Some of us will remember these of yore. Large trolleys full of sweet things: large cakes, bowls of trifle, millefeuilles and fruit tarts. Quite a lot of them involved chocolate – though desserts today are much more likely to feature healthier fruit-based options. These trolleys stood proudly by the entrance and transfixed any child as they walked past them. Then they disappeared, perhaps with the growth in stature, and control, of the kitchen from the 1990s onwards. The thinking was that all dishes, including all things sweet, had to be finished in the kitchen.

This was a terrible mistake in retrospect, for two very different reasons. The first is that we ‘eat’ much more readily with our eyes, particularly desserts. I am not a fan of being shown a raw steak or a whole fish, as was the custom at L’Epicure in Soho. But I can be persuaded by the sight of a tarte Tatin or of the ice-cream trolley at Le Gavroche.

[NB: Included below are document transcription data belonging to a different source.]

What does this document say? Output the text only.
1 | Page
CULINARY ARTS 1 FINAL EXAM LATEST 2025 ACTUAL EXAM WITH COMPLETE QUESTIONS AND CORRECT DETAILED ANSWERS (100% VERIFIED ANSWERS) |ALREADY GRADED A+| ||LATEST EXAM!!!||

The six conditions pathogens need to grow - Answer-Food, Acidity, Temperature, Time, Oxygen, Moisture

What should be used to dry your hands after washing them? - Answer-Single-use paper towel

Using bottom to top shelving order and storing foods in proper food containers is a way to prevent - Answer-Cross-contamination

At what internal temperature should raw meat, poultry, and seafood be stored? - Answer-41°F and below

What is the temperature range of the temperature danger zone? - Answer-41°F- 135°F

And that was the second corollary of the disappearance of the dessert trolley – the opportunity to convince the wavering to change their habits and order a dessert was taken away. For good.

Such a trolley was always part of the design game plan for Maison François, the chic but laid-back French bistro opened by François O’Neill on the site of the former Green’s just before the first lockdown. He had always wanted one and worked with Rewthink, the Kent-based specialist creators of front-of-house products for the hospitality industry. The introduction of the trolley proved, and continues to prove, highly successful – from every point of view, according to Ed Wyand, the restaurant’s general manager, and the head chef, Matthew Ryle.

Maison François’ trolley is on three levels: the top one offers the most room for the larger desserts; the second offers a range of small petits fours, madeleines and macaroons; while the bottom one offers individual desserts, a tarte au citron, a rhubarb tart and a gâteau opéra. The trolley is swiftly wheeled round once the main courses are cleared up – to great effect, apparently.

According to Wyand, the trolley sells desserts to 55% of the restaurant’s customers – a far higher proportion than most restaurants – and this figure is consistent over both lunch and dinner. As Wyand explained, ‘if you don’t have room for a Paris Brest you must surely have a little space for a truffle or a macaroon with your coffee’.

And for Maison François there are definite advantages to staffing according to Ryle. ‘As there is no pastry service, there is no need for any staff to be plating the desserts during lunch or dinner, meaning we can offer our staff extra prep time at lunch and then the evening off. It does not seem to require any more chefs during the day to set it up… I have a team of three pastry chefs, which with days off means that there are two for set up each day.’

Trolleys do not work in restaurants on more than one level. But as more and more seem to be emerging in new, modern spaces where they can most readily be accommodated, I believe that there could be a very exciting future for the dessert trolley.